それはある医師の経験なのですが、彼の患者二人がコロナで亡くなったそうなのです。その二人とも、コロナワクチンを打つことは拒否をしていました。その結果亡くなるのですが、死の床にあっても、1人の患者は、コロナワクチンが死をもたらすと信じてワクチンを打たなかった人でした。もう一人は、コロナは作り事だと信じていて、自分が罹っているのはインフルエンザか肺炎かだと信じていたのだそうです。

信頼しているはずの主治医が説得をしても、それを否定してしまう患者がいるとは何とも信じられない話なのですが、これに関連してもう1冊の本の著者の経験もショッキングでした。

《「ワクチンが自閉症を起した」》

日本語訳では「事実はなぜ人の意見を変えられないのか」というタイトルの本を書いたタリー・シャロットさんの経験です。

2016年の大統領選挙の前にあった共和党予備選挙でのディベートの経験です。小児神経外科の医師ベン・カーソンと、ドナルド・トランプの二人が候補者として討論会で対立をしていました。

たまたまトピックが自閉症に及んだのですが、トランプ候補は当然ワクチン接種が自閉症を起すと主張していました。

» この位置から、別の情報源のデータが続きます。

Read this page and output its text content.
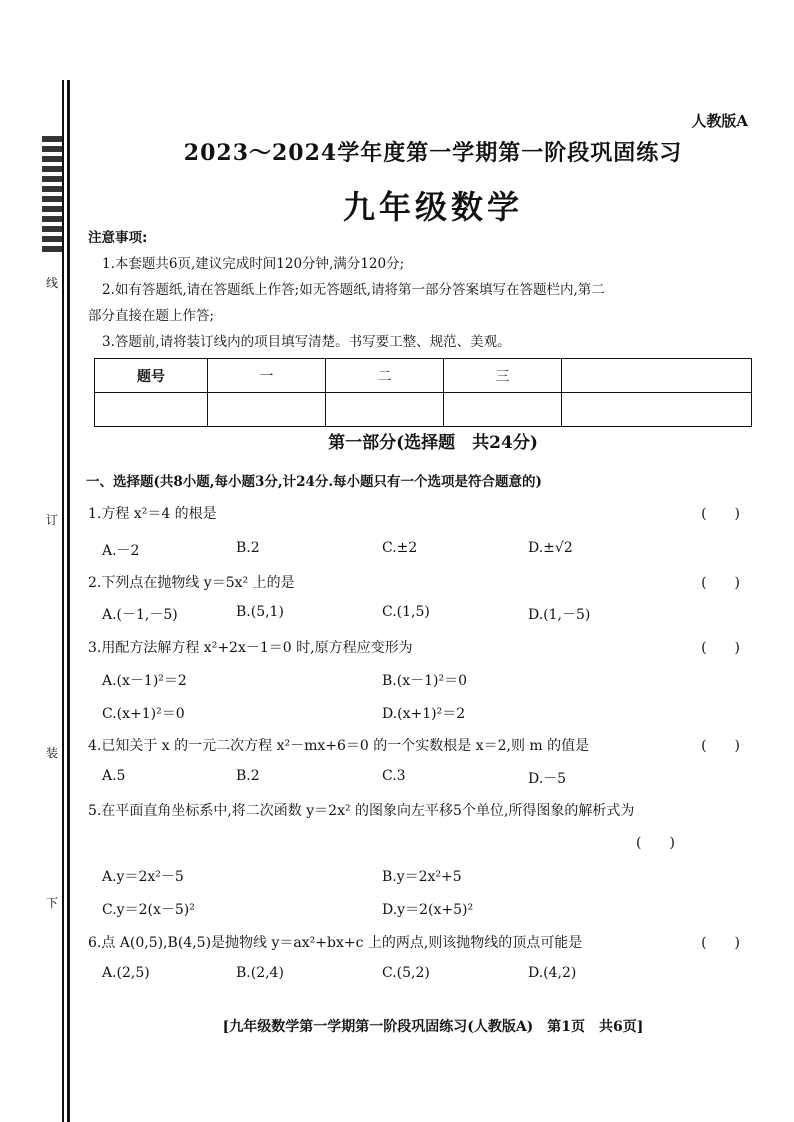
线
订
装
下
人教版A
2023～2024学年度第一学期第一阶段巩固练习
九年级数学
注意事项:
1.本套题共6页,建议完成时间120分钟,满分120分;
2.如有答题纸,请在答题纸上作答;如无答题纸,请将第一部分答案填写在答题栏内,第二
部分直接在题上作答;
3.答题前,请将装订线内的项目填写清楚。书写要工整、规范、美观。
题号	一	二	三	

第一部分(选择题　共24分)
一、选择题(共8小题,每小题3分,计24分.每小题只有一个选项是符合题意的)
1.方程 x²＝4 的根是	(　　)
A.－2	B.2	C.±2	D.±√2
2.下列点在抛物线 y＝5x² 上的是	(　　)
A.(－1,－5)	B.(5,1)	C.(1,5)	D.(1,－5)
3.用配方法解方程 x²+2x－1＝0 时,原方程应变形为	(　　)
A.(x－1)²＝2	B.(x－1)²＝0
C.(x+1)²＝0	D.(x+1)²＝2
4.已知关于 x 的一元二次方程 x²－mx+6＝0 的一个实数根是 x＝2,则 m 的值是	(　　)
A.5	B.2	C.3	D.－5
5.在平面直角坐标系中,将二次函数 y＝2x² 的图象向左平移5个单位,所得图象的解析式为
(　　)
A.y＝2x²－5	B.y＝2x²+5
C.y＝2(x－5)²	D.y＝2(x+5)²
6.点 A(0,5),B(4,5)是抛物线 y＝ax²+bx+c 上的两点,则该抛物线的顶点可能是	(　　)
A.(2,5)	B.(2,4)	C.(5,2)	D.(4,2)
[九年级数学第一学期第一阶段巩固练习(人教版A)　第1页　共6页]
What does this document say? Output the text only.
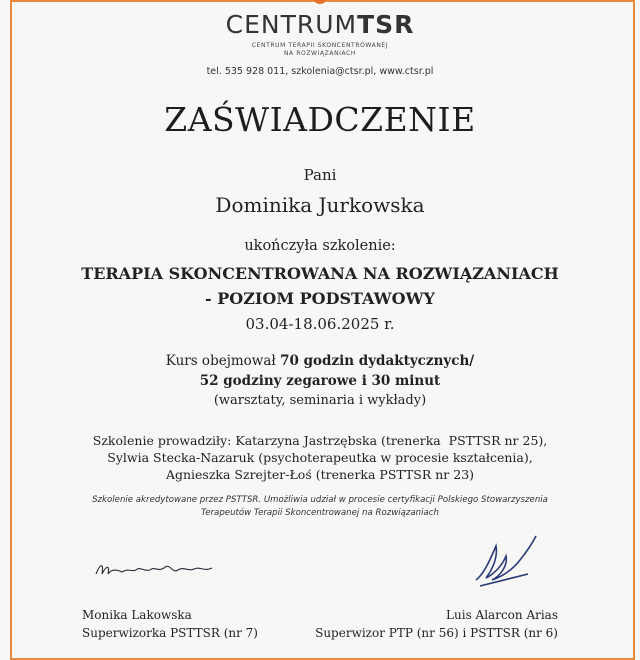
CENTRUMTSR
CENTRUM TERAPII SKONCENTROWANEJ
NA ROZWIĄZANIACH
tel. 535 928 011, szkolenia@ctsr.pl, www.ctsr.pl
ZAŚWIADCZENIE
Pani
Dominika Jurkowska
ukończyła szkolenie:
TERAPIA SKONCENTROWANA NA ROZWIĄZANIACH
- POZIOM PODSTAWOWY
03.04-18.06.2025 r.
Kurs obejmował 70 godzin dydaktycznych/
52 godziny zegarowe i 30 minut
(warsztaty, seminaria i wykłady)
Szkolenie prowadziły: Katarzyna Jastrzębska (trenerka  PSTTSR nr 25),
Sylwia Stecka-Nazaruk (psychoterapeutka w procesie kształcenia),
Agnieszka Szrejter-Łoś (trenerka PSTTSR nr 23)
Szkolenie akredytowane przez PSTTSR. Umożliwia udział w procesie certyfikacji Polskiego Stowarzyszenia
Terapeutów Terapii Skoncentrowanej na Rozwiązaniach
Monika Lakowska
Superwizorka PSTTSR (nr 7)
Luis Alarcon Arias
Superwizor PTP (nr 56) i PSTTSR (nr 6)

カーソン候補は医師ですから、当然多くの論文を読んで、医学的・科学的にはワクチン接種が自閉症を起こす事はないと主張しましたし、トランプ大統領も知的能力は高い人なので、公刊されている論文等を見ればお分かり頂けるはずだとも言っていました。

それに対してトランプが持ち出したのは次のようなイメージでした。2週間前の出来事だという振れ込みでした。美しく可愛い子どもが医者に連れられて行った。そこで、馬に打つような大きな注射器で、ワクチンを接種された。そして2週間後には高熱が出て、その結果として今は自閉症になっている。これが現実だという主張です。

《「事実では人を説得できない」》

それを聞いていたシャロットさんは、心理学と神経科学の専門家であるのと、同時に当時2歳半と生まれて7週間の2人の子どもの母親だったのですが、トランプが描いたイメージに大きな影響を受けたと述べています。

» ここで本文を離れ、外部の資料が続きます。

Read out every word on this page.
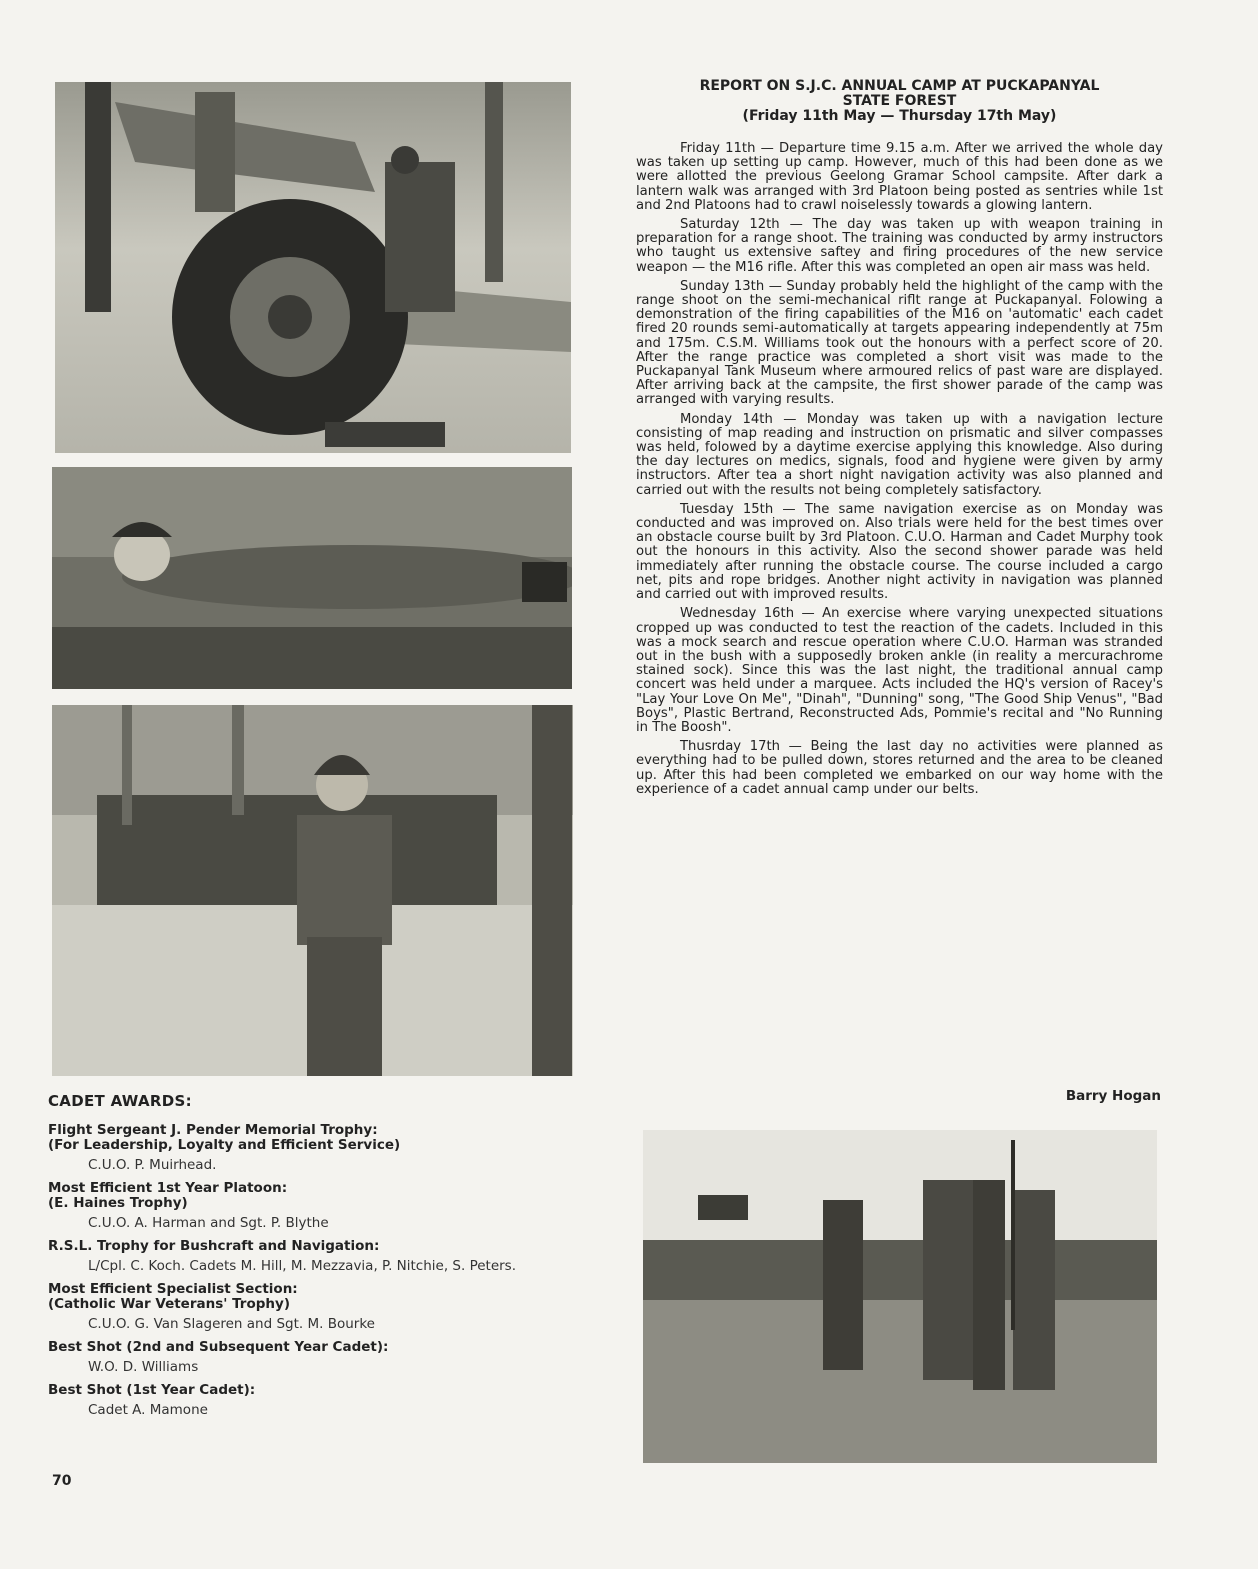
REPORT ON S.J.C. ANNUAL CAMP AT PUCKAPANYAL
STATE FOREST
(Friday 11th May — Thursday 17th May)

Friday 11th — Departure time 9.15 a.m. After we arrived the whole day was taken up setting up camp. However, much of this had been done as we were allotted the previous Geelong Gramar School campsite. After dark a lantern walk was arranged with 3rd Platoon being posted as sentries while 1st and 2nd Platoons had to crawl noiselessly towards a glowing lantern.

Saturday 12th — The day was taken up with weapon training in preparation for a range shoot. The training was conducted by army instructors who taught us extensive saftey and firing procedures of the new service weapon — the M16 rifle. After this was completed an open air mass was held.

Sunday 13th — Sunday probably held the highlight of the camp with the range shoot on the semi-mechanical riflt range at Puckapanyal. Folowing a demonstration of the firing capabilities of the M16 on 'automatic' each cadet fired 20 rounds semi-automatically at targets appearing independently at 75m and 175m. C.S.M. Williams took out the honours with a perfect score of 20. After the range practice was completed a short visit was made to the Puckapanyal Tank Museum where armoured relics of past ware are displayed. After arriving back at the campsite, the first shower parade of the camp was arranged with varying results.

Monday 14th — Monday was taken up with a navigation lecture consisting of map reading and instruction on prismatic and silver compasses was held, folowed by a daytime exercise applying this knowledge. Also during the day lectures on medics, signals, food and hygiene were given by army instructors. After tea a short night navigation activity was also planned and carried out with the results not being completely satisfactory.

Tuesday 15th — The same navigation exercise as on Monday was conducted and was improved on. Also trials were held for the best times over an obstacle course built by 3rd Platoon. C.U.O. Harman and Cadet Murphy took out the honours in this activity. Also the second shower parade was held immediately after running the obstacle course. The course included a cargo net, pits and rope bridges. Another night activity in navigation was planned and carried out with improved results.

Wednesday 16th — An exercise where varying unexpected situations cropped up was conducted to test the reaction of the cadets. Included in this was a mock search and rescue operation where C.U.O. Harman was stranded out in the bush with a supposedly broken ankle (in reality a mercurachrome stained sock). Since this was the last night, the traditional annual camp concert was held under a marquee. Acts included the HQ's version of Racey's "Lay Your Love On Me", "Dinah", "Dunning" song, "The Good Ship Venus", "Bad Boys", Plastic Bertrand, Reconstructed Ads, Pommie's recital and "No Running in The Boosh".

Thusrday 17th — Being the last day no activities were planned as everything had to be pulled down, stores returned and the area to be cleaned up. After this had been completed we embarked on our way home with the experience of a cadet annual camp under our belts.

Barry Hogan
CADET AWARDS:

Flight Sergeant J. Pender Memorial Trophy:

(For Leadership, Loyalty and Efficient Service)

C.U.O. P. Muirhead.

Most Efficient 1st Year Platoon:

(E. Haines Trophy)

C.U.O. A. Harman and Sgt. P. Blythe

R.S.L. Trophy for Bushcraft and Navigation:

L/Cpl. C. Koch. Cadets M. Hill, M. Mezzavia, P. Nitchie, S. Peters.

Most Efficient Specialist Section:

(Catholic War Veterans' Trophy)

C.U.O. G. Van Slageren and Sgt. M. Bourke

Best Shot (2nd and Subsequent Year Cadet):

W.O. D. Williams

Best Shot (1st Year Cadet):

Cadet A. Mamone

70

科学的にはワクチン接種が自閉症を起こすことはないと知ってはいたものの、もし自分の子どもが病気になったらと考え、またワクチン接種のをする注射器の大きさも普通のものである事は分っていても、馬に打つ注射器という大きさのイメージと、その結果起こる子どもへの影響に頭が支配されてしまった、そしてトランプの結論に引きずられたという経験をしたと告白しています。

頭の中の知的な部分では、カーソン候補の言い分を理解していても、その他の全てはトランプ候補のイメージに影響されてしまった、とこの時の経験をまとめています。

つまり科学的あるいは医学的な事実を人に示すことで、その人の信じていることや、感情によって支配されている思い、あるいは信念と言っても良いのかもしれませんが、それをを変えさせる結果にはならないのです。

ではどうすればいいのか、シャロットさんはこの本の中で説明をしています。進化論も役に立つようです。その内容はこれから数回、簡単にまとめますが、それとは別に私たちは例えば教育者として、あるいは政治活動をする上で、人を説得するために、その他日常的に人間関係を良くするために、様々な努力をしてきています。

その結果、ほとんどの人が、他人を説得することの難しさは御存じのはずですし、同時にどのような説得方法がより効果的であるかについての経験則もお持ちだと思います。それを全て捨てて、新たな学習をしなくてはならないのでしょうか。ちょっと心配ですが、「魔法の杖」を貰える可能性もあります。シャロットさんの「説得」を聞いてみましょう。

 

今年一年が皆様にとって良い年になりますよう、お祈り申し上げます。